Terraform users can now adopt this pattern through tools like the Flux tf-controller, which allows you to treat Terraform resources as a reconciliation loop inside Kubernetes. This turns your infrastructure into a self-healing system, where Terraform runs on a schedule to correct any configuration drift detected in your cloud environment.
9. Advanced refactoring: moved blocks and refactoring state
As Terraform projects grow, engineers often need to refactor their code—renaming resources or moving them into modules to improve maintainability. Historically, this was a manual process using terraform state mv, which was risky and difficult to automate. Modern Terraform and OpenTofu now provide the moved block, allowing you to codify these renames in HCL.
In Kubernetes, refactoring is generally less state-heavy for stateless applications because you can simply update a Deployment manifest and let the rolling update handle the transition. However, for stateful systems, Kubernetes uses StatefulSets, which provide stable identifiers and persistent storage mappings. For the Terraform user, managing a StatefulSet is more akin to managing a database resource where the identity and order of the instances must be preserved across updates.
10. Testing infrastructure and workloads
The sources emphasize that infrastructure code without tests is broken. Terraform users build confidence using the “Testing Pyramid”, which includes:
- Static Analysis: Using tools like
terraform validate,TFLint, and security scanners likeCheckovto catch syntax and policy errors. - Unit/Integration Testing: Using Terratest (Go) or the Terraform Testing Framework (HCL) to provision real resources in a sandbox and validate their behavior.
In the Kubernetes world, testing is equally vital. You must not only test the manifests themselves using linters but also validate the workflow of the application inside the cluster. This involves verifying that Pods scale correctly, load balancers direct traffic accurately, and security policies are enforced. Tools like Terratest are “Swiss Army knives” here, as they can test not only Terraform and Packer but also Kubernetes and Helm configurations, providing a unified testing interface for the entire stack.

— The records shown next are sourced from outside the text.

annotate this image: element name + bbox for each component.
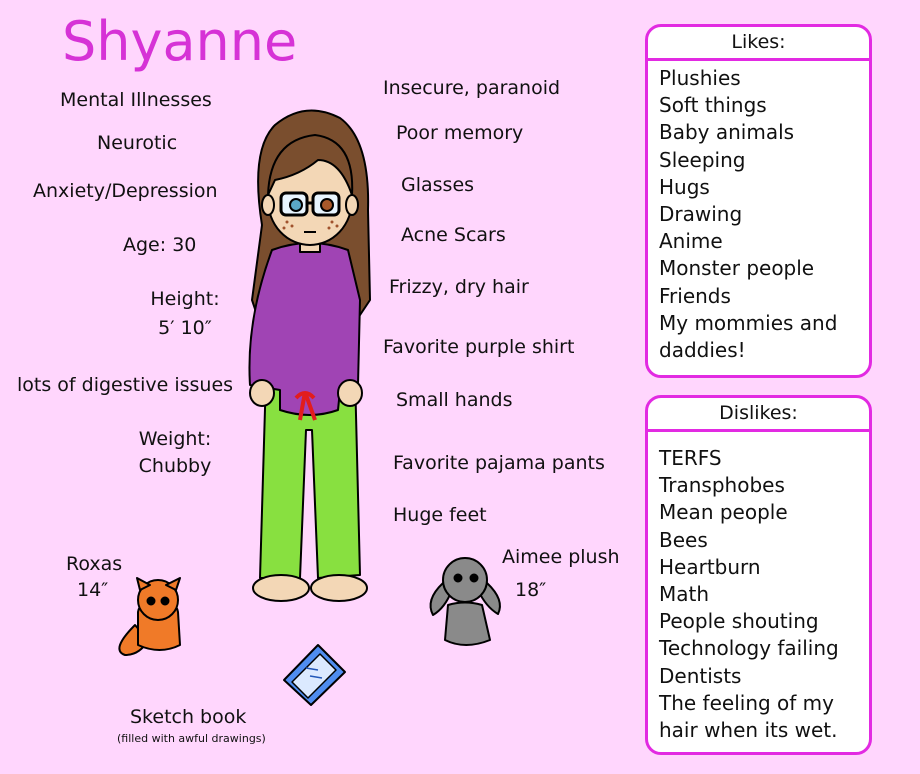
list-item: Mean people — [659, 500, 788, 525]
list-item: Hugs — [659, 174, 710, 199]
fox-plush-roxas — [119, 578, 180, 655]
list-item: Dentists — [659, 663, 742, 688]
list-item: Drawing — [659, 202, 743, 227]
list-item: Baby animals — [659, 120, 795, 145]
trait-glasses: Glasses — [401, 174, 475, 196]
trait-hands: Small hands — [396, 389, 513, 411]
aimee-size: 18″ — [515, 579, 547, 601]
trait-acne: Acne Scars — [401, 224, 506, 246]
trait-digestive: lots of digestive issues — [17, 374, 234, 396]
list-item: daddies! — [659, 338, 746, 363]
list-item: The feeling of my — [659, 690, 834, 715]
roxas-name: Roxas — [66, 553, 123, 575]
likes-box — [645, 24, 872, 378]
list-item: Anime — [659, 229, 723, 254]
list-item: My mommies and — [659, 310, 838, 335]
dislikes-list — [659, 445, 839, 744]
list-item: Heartburn — [659, 554, 761, 579]
list-item: Sleeping — [659, 147, 746, 172]
trait-weight-label: Weight: — [138, 428, 212, 450]
trait-weight-value: Chubby — [138, 455, 212, 477]
roxas-size: 14″ — [77, 579, 109, 601]
aimee-name: Aimee plush — [502, 546, 620, 568]
trait-pants: Favorite pajama pants — [393, 452, 605, 474]
list-item: TERFS — [659, 446, 722, 470]
trait-height-label: Height: — [150, 288, 220, 310]
trait-hair: Frizzy, dry hair — [389, 276, 529, 298]
list-item: Soft things — [659, 93, 767, 118]
list-item: Plushies — [659, 66, 741, 90]
trait-neurotic: Neurotic — [97, 132, 178, 154]
list-item: Technology failing — [659, 636, 839, 661]
bunny-plush-aimee — [431, 558, 500, 645]
trait-feet: Huge feet — [393, 504, 487, 526]
list-item: Friends — [659, 283, 731, 308]
sketchbook — [284, 645, 345, 705]
dislikes-header: Dislikes: — [648, 398, 869, 432]
trait-insecure: Insecure, paranoid — [383, 77, 561, 99]
page-title: Shyanne — [62, 10, 298, 73]
list-item: Math — [659, 582, 710, 607]
trait-age: Age: 30 — [123, 234, 197, 256]
character-figure — [249, 110, 370, 601]
list-item: hair when its wet. — [659, 718, 838, 743]
sketchbook-note: (filled with awful drawings) — [117, 732, 266, 745]
list-item: People shouting — [659, 609, 819, 634]
trait-anxiety-depression: Anxiety/Depression — [33, 180, 218, 202]
trait-shirt: Favorite purple shirt — [383, 336, 575, 358]
trait-mental-illnesses: Mental Illnesses — [60, 89, 212, 111]
dislikes-box — [645, 395, 872, 755]
list-item: Transphobes — [659, 473, 785, 498]
trait-height-value: 5′ 10″ — [158, 317, 212, 339]
sketchbook-name: Sketch book — [130, 706, 247, 728]
list-item: Monster people — [659, 256, 815, 281]
list-item: Bees — [659, 527, 708, 552]
likes-header: Likes: — [648, 27, 869, 61]
likes-list — [659, 65, 837, 364]
trait-memory: Poor memory — [396, 122, 524, 144]
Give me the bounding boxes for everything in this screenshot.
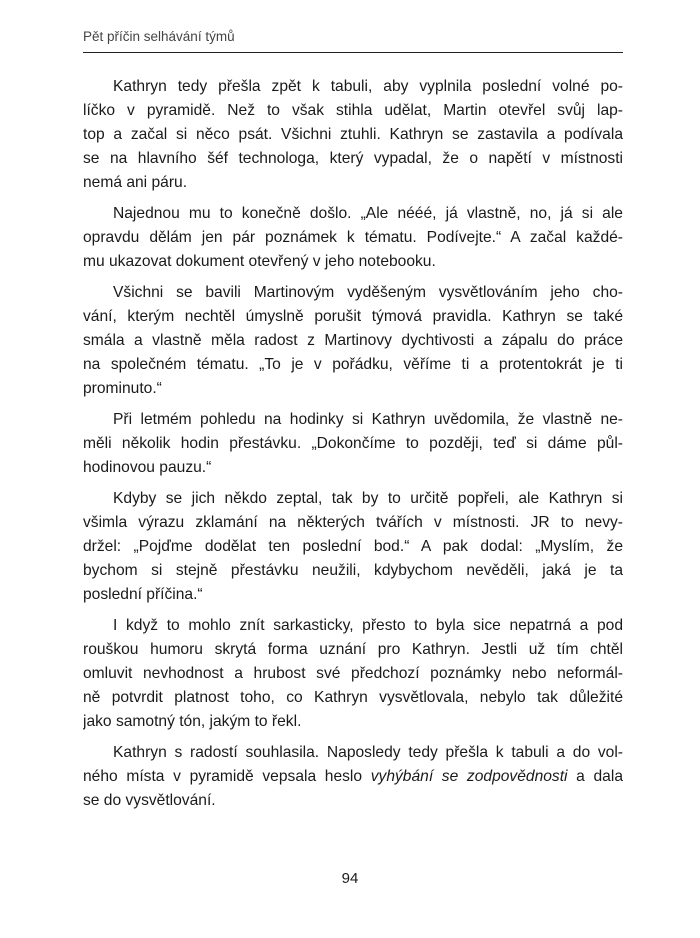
- paragraph: [83, 487, 623, 607]
- running-header: [83, 26, 623, 53]
- text-line: smála a vlastně měla radost z Martinovy dychtivosti a zápalu do práce: [83, 332, 623, 349]
- text-line: I když to mohlo znít sarkasticky, přesto to byla sice nepatrná a pod: [113, 617, 623, 634]
- text-line: všimla výrazu zklamání na některých tvářích v místnosti. JR to nevy-: [83, 514, 623, 531]
- text-line: ně potvrdit platnost toho, co Kathryn vysvětlovala, nebylo tak důležité: [83, 689, 623, 706]
- text-line: se do vysvětlování.: [83, 792, 216, 809]
- paragraph: [83, 614, 623, 734]
- text-line: vání, kterým nechtěl úmyslně porušit týmová pravidla. Kathryn se také: [83, 308, 623, 325]
- text-line: měli několik hodin přestávku. „Dokončíme to později, teď si dáme půl-: [83, 435, 623, 452]
- italic-term: vyhýbání se zodpovědnosti: [370, 768, 568, 785]
- text-line: hodinovou pauzu.“: [83, 459, 212, 476]
- page-number: 94: [341, 870, 359, 887]
- paragraph: [83, 202, 623, 274]
- text-segment: ného místa v pyramidě vepsala heslo: [83, 768, 371, 785]
- text-line: opravdu dělám jen pár poznámek k tématu. Podívejte.“ A začal každé-: [83, 229, 623, 246]
- text-line: Všichni se bavili Martinovým vyděšeným vysvětlováním jeho cho-: [113, 284, 623, 301]
- text-line: [83, 765, 623, 789]
- text-line: jako samotný tón, jakým to řekl.: [83, 713, 302, 730]
- text-line: Kathryn tedy přešla zpět k tabuli, aby vyplnila poslední volné po-: [113, 78, 623, 95]
- text-line: top a začal si něco psát. Všichni ztuhli. Kathryn se zastavila a podívala: [83, 126, 623, 143]
- running-title: Pět příčin selhávání týmů: [83, 29, 235, 44]
- text-line: omluvit nevhodnost a hrubost své předchozí poznámky nebo neformál-: [83, 665, 623, 682]
- text-line: se na hlavního šéf technologa, který vypadal, že o napětí v místnosti: [83, 150, 623, 167]
- page-body: [83, 75, 623, 820]
- text-line: Při letmém pohledu na hodinky si Kathryn uvědomila, že vlastně ne-: [113, 411, 623, 428]
- paragraph: [83, 281, 623, 401]
- text-line: líčko v pyramidě. Než to však stihla udělat, Martin otevřel svůj lap-: [83, 102, 623, 119]
- text-line: Kathryn s radostí souhlasila. Naposledy tedy přešla k tabuli a do vol-: [113, 744, 623, 761]
- paragraph: [83, 75, 623, 195]
- text-line: bychom si stejně přestávku neužili, kdybychom nevěděli, jaká je ta: [83, 562, 623, 579]
- paragraph: [83, 408, 623, 480]
- text-line: poslední příčina.“: [83, 586, 203, 603]
- text-line: na společném tématu. „To je v pořádku, věříme ti a protentokrát je ti: [83, 356, 623, 373]
- text-line: prominuto.“: [83, 380, 162, 397]
- text-line: Najednou mu to konečně došlo. „Ale nééé, já vlastně, no, já si ale: [113, 205, 623, 222]
- paragraph: [83, 741, 623, 813]
- text-line: mu ukazovat dokument otevřený v jeho notebooku.: [83, 253, 436, 270]
- text-line: Kdyby se jich někdo zeptal, tak by to určitě popřeli, ale Kathryn si: [113, 490, 623, 507]
- text-line: nemá ani páru.: [83, 174, 188, 191]
- text-segment: a dala: [567, 768, 623, 785]
- text-line: držel: „Pojďme dodělat ten poslední bod.“ A pak dodal: „Myslím, že: [83, 538, 623, 555]
- text-line: rouškou humoru skrytá forma uznání pro Kathryn. Jestli už tím chtěl: [83, 641, 623, 658]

11. Tool synergy: the “trio” of automation
Successful infrastructure engineers don’t rely on a single tool but rather a “trio” of specialized technologies:
- Terraform: For provisioning the cloud resources (VPC, EKS, Databases) [2.5, 4214].
- Kubernetes: For orchestration of the containers and managing the application lifecycle.
- Ansible/SaltStack: For configuration management of the underlying nodes or performing ad-hoc tasks that Terraform and Kubernetes aren’t designed for [20, 5, 2.5].
By combining these, you move from “artisan crafting” to an industrialized, automated factory where infrastructure is “routine and boring”—which is a very good thing in production.
Conclusion: embracing the abstraction
For a Terraform user, Kubernetes might initially feel like it is taking control away from the infrastructure layer. However, the true power of Kubernetes lies in its ability to standardize the application platform across any cloud provider, effectively preventing vendor lock-in. While Terraform allows you to script the creation of cloud infrastructure with ease, Kubernetes provides the production backbone that manages the daily “housekeeping” of running those applications at scale.
By understanding the alignment between Terraform’s resource-centric declarative model and Kubernetes’ object-oriented reconciliation model, infrastructure engineers can build systems that are not only repeatable and consistent but also resilient and self-healing. The journey from Terraform to Kubernetes is not about replacing one tool with another, but about expanding your toolkit to manage higher levels of complexity with the same rigor and automation that defined your success in the cloud.